According to the chart here GitHub - ostaquet/Arduino-Nano-33-IoT-Ultimate-Guide: Arduino Nano 33 IoT - Ultimate guide
i'm not far off from this table
I am testing with 7.4v (lipo 2s) and 9v sources
3.3 ma in sleep
11.4 ma in spin loop
34 ma in advertise only, and loop() with 3 compares, no BLE calls from sketch loop()
64 ma in ble scan, and loop with 3 compares, no BLE calls

BLE.begin() is 31ma
BLE.advertise() is 34ma

i have it now recreate-able on USB power.

after 15 minutes or so

reported on github

well, there are at least a few lines of code in ArduinoBLE that relay on timer 0.
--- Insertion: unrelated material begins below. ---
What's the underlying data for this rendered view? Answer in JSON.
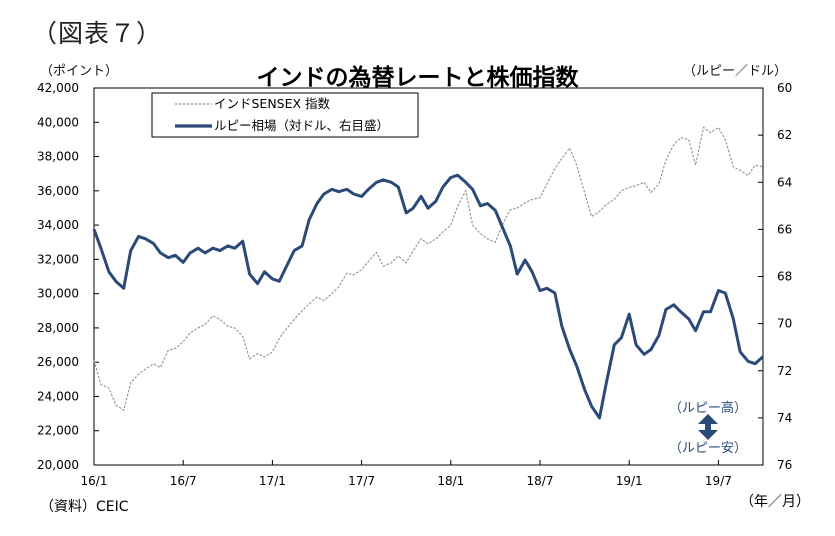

./utility/HCIUartTransport.cpp:  for (unsigned long start = millis(); (millis() - start) < timeout;) {
./utility/ATT.cpp:  for (unsigned long start = millis(); (millis() - start) < _timeout;) {
./utility/ATT.cpp:  for (unsigned long start = millis(); (millis() - start) < _timeout;) {
./utility/ATT.cpp:  for (unsigned long start = millis(); (millis() - start) < _timeout;) {
./utility/HCI.cpp:  for (unsigned long start = millis(); _cmdCompleteOpcode != opcode && millis() < (start + 1000);) {

You are right. I missed these. It would be nice if Arduino would provide some basic documentation about resources used by libraries.